Burgeoning Netflix goes to the cloud Tuesday, 16 February 2016

News article written by Corbett Communications. The statements made or opinions expressed do not necessarily reflect the views of Engineers Australia.

Online video streaming service Netflix has now migrated every last drop of data to the Amazon cloud, a mammoth task it began in 2008 prompted by a major database corruption. The service has been moving huge portions of its operations to Amazon Web Services (AWS) since that time, which was finally completed in January.

So in age of fast-moving digitalisation, why did it take Netflix so long?

Netflix's vice president of cloud and platform engineering Yury Izrailevsky said it “was a lot of hard work and we had to make a number of difficult choices along the way.

“The majority of our systems, including all customer-facing services, had been migrated to the cloud prior to 2015,” he explained.

“Since then, we've been taking the time necessary to figure out a secure and durable cloud path for our billing infrastructure as well as all aspects of our customer and employee data management.”

While it would have been much easier to move to the cloud by 'forklifting' all of the systems unchanged out of the data centre and drop them into AWS, IIzrailevsky said Netflix would have ended up moving all the problems and limitations of the data centre along with it.

“Instead, we chose the cloud-native approach, rebuilding virtually all of our technology and fundamentally changing the way we operate the company,” he explained. “Architecturally, we migrated from a monolithic app to hundreds of micro-services, and denormalised our data model, using NoSQL databases.”

Budget approvals, centralised release coordination and multi-week hardware provisioning cycles made way to continuous delivery while engineering teams made independent decisions using self-service tools in a loosely coupled DevOps environment that helped accelerate innovation that included new systems which had to be built and new skills learned.

Izrailevsky said Netflix has continued to evolve rapidly, incorporating many new resource-hungry features and relying on ever-growing volumes of data.

“Supporting such rapid growth would have been extremely difficult out of our own data centres; we simply could not have racked the servers fast enough,” he explained.
While operating from the cloud is far superior to data centres, it is not without its faults.

“There were a number of outages in our data centres, and while we have hit some inevitable rough patches in the cloud, especially in the earlier days of cloud migration, we saw a steady increase in our overall availability, nearing our desired goal of four nines of service uptime,” Izrailevsky said.

Failures are unavoidable in any large scale distributed system (there were three late last year), including a cloud-based one, according to the Netflix engineer, adding that the cloud allows the ability to build highly reliable services out of fundamentally unreliable but redundant components.

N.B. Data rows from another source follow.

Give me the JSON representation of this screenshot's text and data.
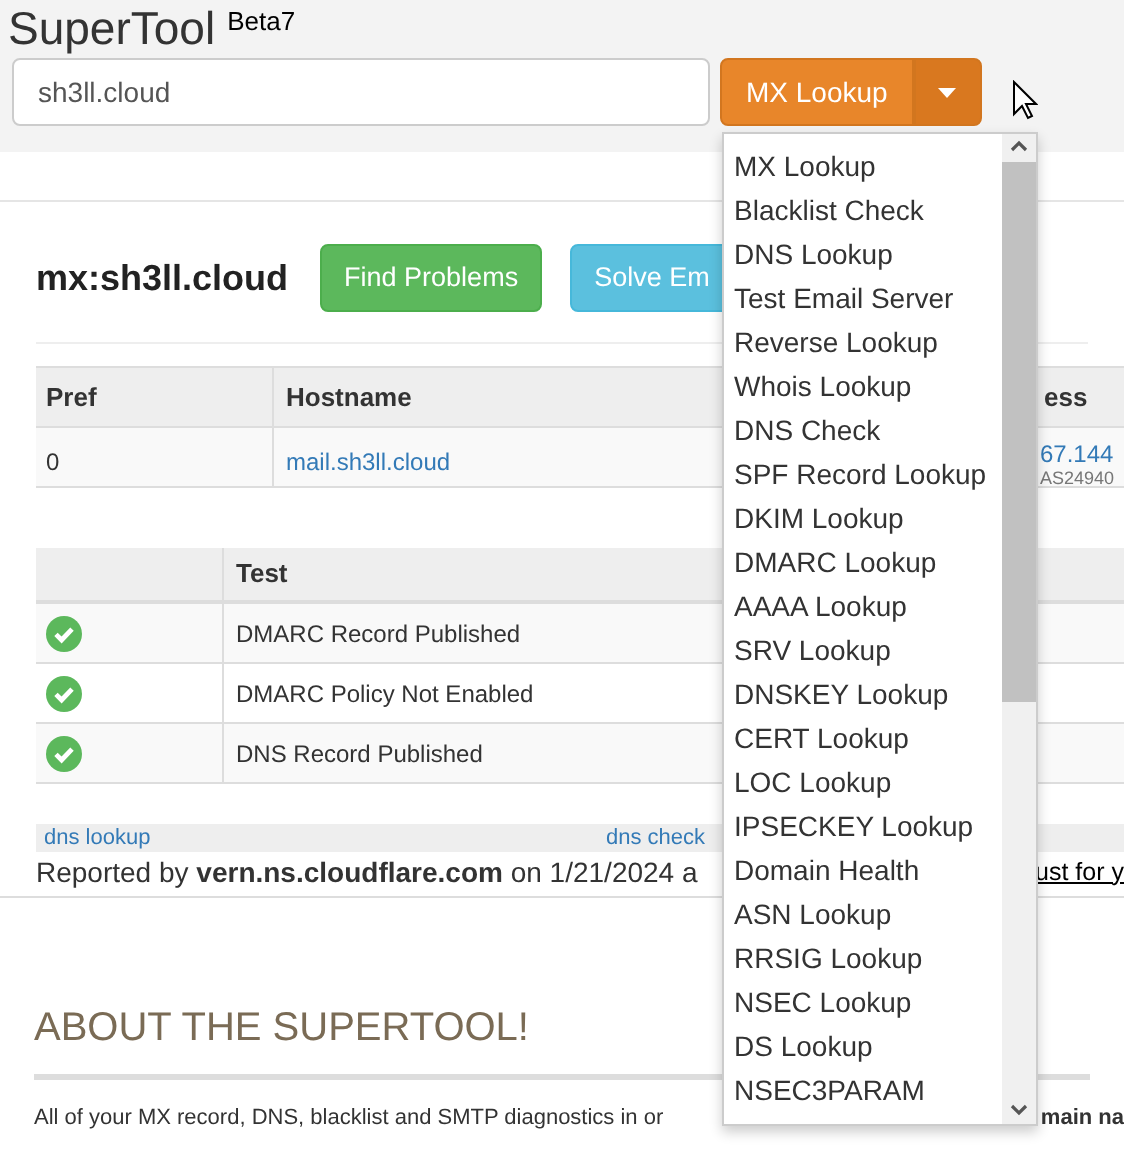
{
  "header": {
    "title": "SuperTool",
    "badge": "Beta7",
    "search": {
      "value": "sh3ll.cloud"
    },
    "action": {
      "label": "MX Lookup",
      "expanded": true
    }
  },
  "result": {
    "heading": "mx:sh3ll.cloud",
    "buttons": [
      {
        "label": "Find Problems",
        "kind": "success"
      },
      {
        "label": "Solve Em",
        "kind": "info"
      }
    ]
  },
  "mx_table": {
    "columns": [
      "Pref",
      "Hostname",
      "ess"
    ],
    "rows": [
      {
        "pref": "0",
        "hostname": "mail.sh3ll.cloud",
        "column_3": "67.144",
        "column_3_sub": "AS24940"
      }
    ]
  },
  "test_table": {
    "columns": [
      "Test"
    ],
    "rows": [
      {
        "passed": true,
        "test": "DMARC Record Published"
      },
      {
        "passed": true,
        "test": "DMARC Policy Not Enabled"
      },
      {
        "passed": true,
        "test": "DNS Record Published"
      }
    ]
  },
  "links": [
    "dns lookup",
    "dns check"
  ],
  "report": {
    "text": "Reported by **vern.ns.cloudflare.com** on 1/21/2024 a",
    "link": "ust for y"
  },
  "about": {
    "title": "ABOUT THE SUPERTOOL!",
    "text": "All of your MX record, DNS, blacklist and SMTP diagnostics in or",
    "text_end": "main na"
  },
  "menu": {
    "items": [
      "MX Lookup",
      "Blacklist Check",
      "DNS Lookup",
      "Test Email Server",
      "Reverse Lookup",
      "Whois Lookup",
      "DNS Check",
      "SPF Record Lookup",
      "DKIM Lookup",
      "DMARC Lookup",
      "AAAA Lookup",
      "SRV Lookup",
      "DNSKEY Lookup",
      "CERT Lookup",
      "LOC Lookup",
      "IPSECKEY Lookup",
      "Domain Health",
      "ASN Lookup",
      "RRSIG Lookup",
      "NSEC Lookup",
      "DS Lookup",
      "NSEC3PARAM"
    ]
  }
}
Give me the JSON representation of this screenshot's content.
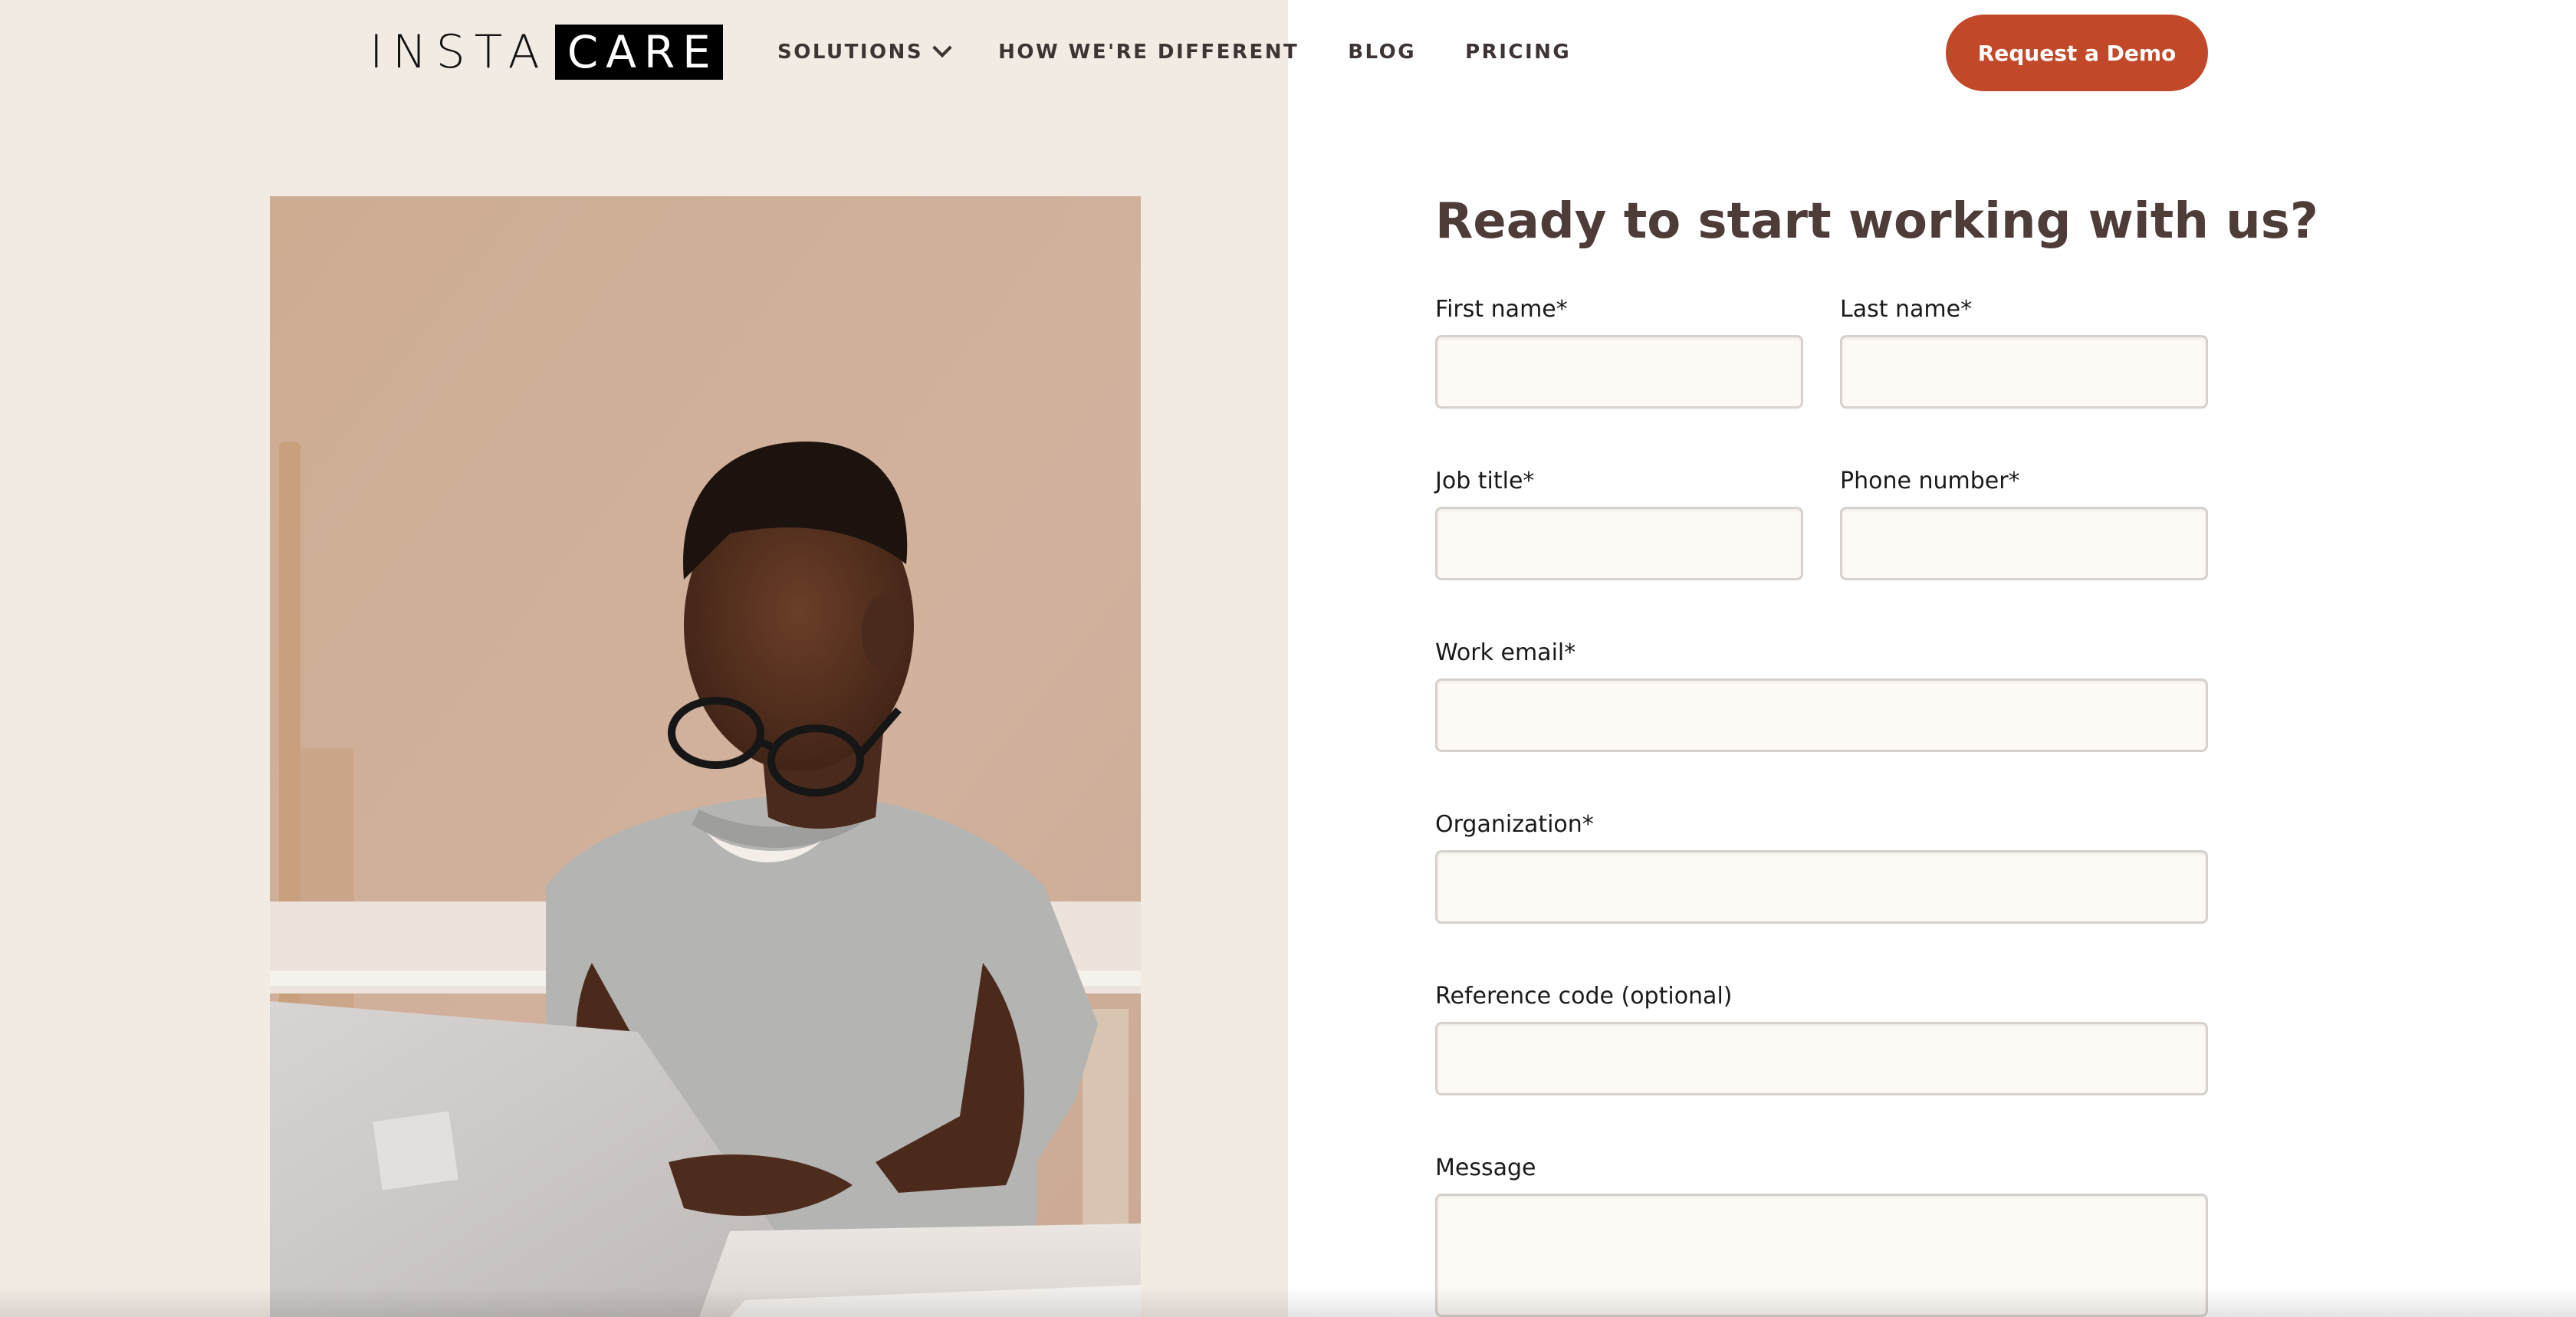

“By incorporating the principles of redundancy and graceful degradation in our architecture, and being disciplined about regular production drills using Simian Army, it is possible to survive failures in the cloud infrastructure and within our own systems without impacting the member experience,” he revealed.

In early January, Netflix expanded its service to over 130 new countries and with the elasticity of the cloud he said that allows Netflix to add thousands of virtual servers and petabytes of storage within minutes, making the expansion possible. The service has 74.76 million subscribers globally and expects to hit the 80 million mark this quarter.